Anläßlich seines 150-jährigen Bestehens befragte der Deutsche Alpenverein Experten*innen, berühmte Bergsteiger*innen, Wegbegleiter*innen ... und netterweise auch mich. Hier die Fragen des Alpenvereins und meine Antworten.

1. »Kinder, geht draußen spielen!« Das sagen Eltern immer seltener. Natur, unbeaufsichtigte Räume und kleine Wildnisse vor der Haustür verschwinden aus dem Wohnumfeld. Im Alltag von Kindern spielen sie immer weniger eine Rolle. Was bedeutet das für die Persönlichkeitsentwicklung junger Menschen?

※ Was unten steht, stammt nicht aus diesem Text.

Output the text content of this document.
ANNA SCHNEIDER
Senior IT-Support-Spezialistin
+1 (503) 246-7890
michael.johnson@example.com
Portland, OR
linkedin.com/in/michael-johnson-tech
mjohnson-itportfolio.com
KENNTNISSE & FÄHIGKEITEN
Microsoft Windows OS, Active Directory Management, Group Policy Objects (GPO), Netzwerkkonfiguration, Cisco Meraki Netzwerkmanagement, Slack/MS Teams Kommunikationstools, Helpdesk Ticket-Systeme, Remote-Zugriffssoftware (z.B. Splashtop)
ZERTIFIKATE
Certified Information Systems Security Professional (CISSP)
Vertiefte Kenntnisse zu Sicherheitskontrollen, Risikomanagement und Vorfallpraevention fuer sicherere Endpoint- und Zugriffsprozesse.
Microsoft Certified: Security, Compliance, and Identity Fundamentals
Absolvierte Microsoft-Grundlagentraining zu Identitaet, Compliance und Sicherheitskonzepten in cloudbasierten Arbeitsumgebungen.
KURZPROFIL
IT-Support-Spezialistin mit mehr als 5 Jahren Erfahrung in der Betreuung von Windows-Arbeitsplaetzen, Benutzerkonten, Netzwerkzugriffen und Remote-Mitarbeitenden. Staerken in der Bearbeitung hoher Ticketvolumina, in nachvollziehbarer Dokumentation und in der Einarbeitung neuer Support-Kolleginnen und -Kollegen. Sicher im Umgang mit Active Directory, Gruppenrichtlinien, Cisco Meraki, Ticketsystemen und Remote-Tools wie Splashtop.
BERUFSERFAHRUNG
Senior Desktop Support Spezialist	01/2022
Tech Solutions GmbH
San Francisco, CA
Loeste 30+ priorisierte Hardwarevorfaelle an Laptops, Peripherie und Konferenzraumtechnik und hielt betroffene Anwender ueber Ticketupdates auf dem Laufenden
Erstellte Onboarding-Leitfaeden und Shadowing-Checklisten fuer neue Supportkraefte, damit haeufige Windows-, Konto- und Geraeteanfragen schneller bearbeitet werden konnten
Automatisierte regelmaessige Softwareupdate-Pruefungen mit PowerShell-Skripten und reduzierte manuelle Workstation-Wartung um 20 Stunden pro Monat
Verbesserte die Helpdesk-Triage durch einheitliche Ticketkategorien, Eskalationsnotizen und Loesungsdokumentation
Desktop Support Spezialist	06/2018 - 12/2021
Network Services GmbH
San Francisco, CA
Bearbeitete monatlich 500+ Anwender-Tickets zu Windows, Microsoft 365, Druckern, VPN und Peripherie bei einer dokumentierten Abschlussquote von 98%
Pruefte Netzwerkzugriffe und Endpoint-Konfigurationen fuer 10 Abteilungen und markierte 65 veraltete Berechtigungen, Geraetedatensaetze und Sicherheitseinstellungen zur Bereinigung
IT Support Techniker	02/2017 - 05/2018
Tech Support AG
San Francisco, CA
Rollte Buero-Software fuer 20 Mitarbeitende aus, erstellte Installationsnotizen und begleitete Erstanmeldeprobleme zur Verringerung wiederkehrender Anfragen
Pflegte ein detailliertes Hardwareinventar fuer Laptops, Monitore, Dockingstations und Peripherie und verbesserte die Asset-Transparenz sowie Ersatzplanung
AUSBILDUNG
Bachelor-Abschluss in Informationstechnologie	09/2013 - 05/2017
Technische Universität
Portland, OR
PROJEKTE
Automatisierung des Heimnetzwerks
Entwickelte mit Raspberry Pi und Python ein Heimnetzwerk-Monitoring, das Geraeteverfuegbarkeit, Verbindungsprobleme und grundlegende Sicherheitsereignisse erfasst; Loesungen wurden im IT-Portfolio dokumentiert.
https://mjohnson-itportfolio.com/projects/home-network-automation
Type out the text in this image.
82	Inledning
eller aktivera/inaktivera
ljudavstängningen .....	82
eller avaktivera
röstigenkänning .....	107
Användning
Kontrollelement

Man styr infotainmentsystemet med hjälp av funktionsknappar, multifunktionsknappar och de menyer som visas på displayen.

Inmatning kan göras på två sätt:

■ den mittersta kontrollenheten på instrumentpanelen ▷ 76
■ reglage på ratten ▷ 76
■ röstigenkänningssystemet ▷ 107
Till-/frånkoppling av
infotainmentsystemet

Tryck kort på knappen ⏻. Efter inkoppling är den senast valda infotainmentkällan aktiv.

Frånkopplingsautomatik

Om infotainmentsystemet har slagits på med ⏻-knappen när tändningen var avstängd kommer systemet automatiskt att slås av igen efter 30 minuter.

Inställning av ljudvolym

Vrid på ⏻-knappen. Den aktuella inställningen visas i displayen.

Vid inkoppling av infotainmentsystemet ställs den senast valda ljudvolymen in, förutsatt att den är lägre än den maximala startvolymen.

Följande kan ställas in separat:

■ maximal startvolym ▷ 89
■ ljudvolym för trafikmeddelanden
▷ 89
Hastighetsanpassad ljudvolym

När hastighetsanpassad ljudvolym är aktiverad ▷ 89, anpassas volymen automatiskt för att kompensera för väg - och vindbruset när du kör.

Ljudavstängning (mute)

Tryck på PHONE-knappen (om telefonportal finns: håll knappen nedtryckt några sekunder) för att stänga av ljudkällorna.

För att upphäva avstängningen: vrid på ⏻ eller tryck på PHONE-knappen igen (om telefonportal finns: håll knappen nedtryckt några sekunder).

Unsere evolutionäre Entwicklung hat in der Natur stattgefunden. Entsprechend bietet Natur, neben vertrauensvollen und wertschätzenden Beziehungen zu engen Bezugspersonen, ideale Anreize für die Entwicklung von Kindern. Kinder erleben in der Natur unendliche Spielmöglichkeiten, können experimentieren, Risiken eingehen, scheitern, sich gegenseitig unterstützen, zusammen ausprobieren usw. Dabei erwerben sie spielerisch Grundlagen für zentrale Kompetenzen wie Frustrationstoleranz, Selbstwirksamkeit, Selbstwert, Risikobewusstsein oder soziale Verträglichkeit. Diese Kompetenzen stehen in einem positiven Zusammenhang mit gesellschaftlichem und beruflichem Erfolg, Lebenszufriedenheit, stabilen Beziehungen und Gesundheit. Wenn zunehmend natürliche Umwelten, in denen Kinder unbeaufsichtigt in gemischten Altersgruppen spielen können, verschwinden, müssen andere Anreize geschaffen werden, damit Kinder die oben beschriebenen Erfahrungen machen können. Wenn Kinder diese Anreize nicht haben, heißt das nicht, dass sie deswegen nicht zu glücklichen oder erfolgreichen Menschen werden, aber das ausgiebige Spielen in der Natur erleichtert eine solche Entwicklung.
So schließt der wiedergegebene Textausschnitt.